Hopefully the knowledge here allows you to continue your adventure with Asterisk, moving from the basics of PBX construction to having the ability to quickly implement advanced call logic processes and work with the more exotic telephony and VoIP interfaces. The motto of "There's more than one way to do it!" is almost always true with Asterisk—this book seems to contain an excellent cross-section of at least one of those ways to do "it" (whatever "it" happens to be for your application) and you'll quickly think of many other ways once you've mastered the methods shown.

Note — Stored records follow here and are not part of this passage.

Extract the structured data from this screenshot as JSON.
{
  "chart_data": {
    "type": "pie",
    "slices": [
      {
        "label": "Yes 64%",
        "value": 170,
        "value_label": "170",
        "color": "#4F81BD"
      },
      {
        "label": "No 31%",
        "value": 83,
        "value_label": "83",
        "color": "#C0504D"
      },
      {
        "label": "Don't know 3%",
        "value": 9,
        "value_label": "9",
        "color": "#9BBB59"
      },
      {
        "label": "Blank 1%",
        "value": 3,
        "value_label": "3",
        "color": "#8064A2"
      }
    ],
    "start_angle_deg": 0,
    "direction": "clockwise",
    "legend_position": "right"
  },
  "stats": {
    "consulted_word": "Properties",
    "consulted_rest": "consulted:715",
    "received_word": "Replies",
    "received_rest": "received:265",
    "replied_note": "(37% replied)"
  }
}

The authors here have really shown some excellent detailed explanations of how to use Asterisk, and I hope this provides the incentive for you, the reader, to experiment in more wide-ranging ways with Asterisk once you've understood the basics. Most of the Asterisk community has learned with hands-on experimentation, and it's great to see more encouragement of this type of learning as is contained in these pages. Kudos to the authors, especially David Duffett, who has been involved with Asterisk for so long and has taught so many people their first dialplan routines (and hopefully has left them uninjured from his famous habit of throwing candy at people who give correct answers in class or in his talks).

Soon you'll be doing least-cost-routing, integrating your instant messenger system with your mobile phone calls, controlling robots with voice commands via your phone, or dreaming up a new company based on some voice-based service that nobody has tapped into yet. And the best thing about Asterisk is that it remains open source—if you come up with a feature or enhancement that you think must be in Asterisk, then the good news is that it can be! Become a member of the Asterisk community, and your contributed code could be included. We all anxiously await your book, your product, or just your involvement with the Asterisk community.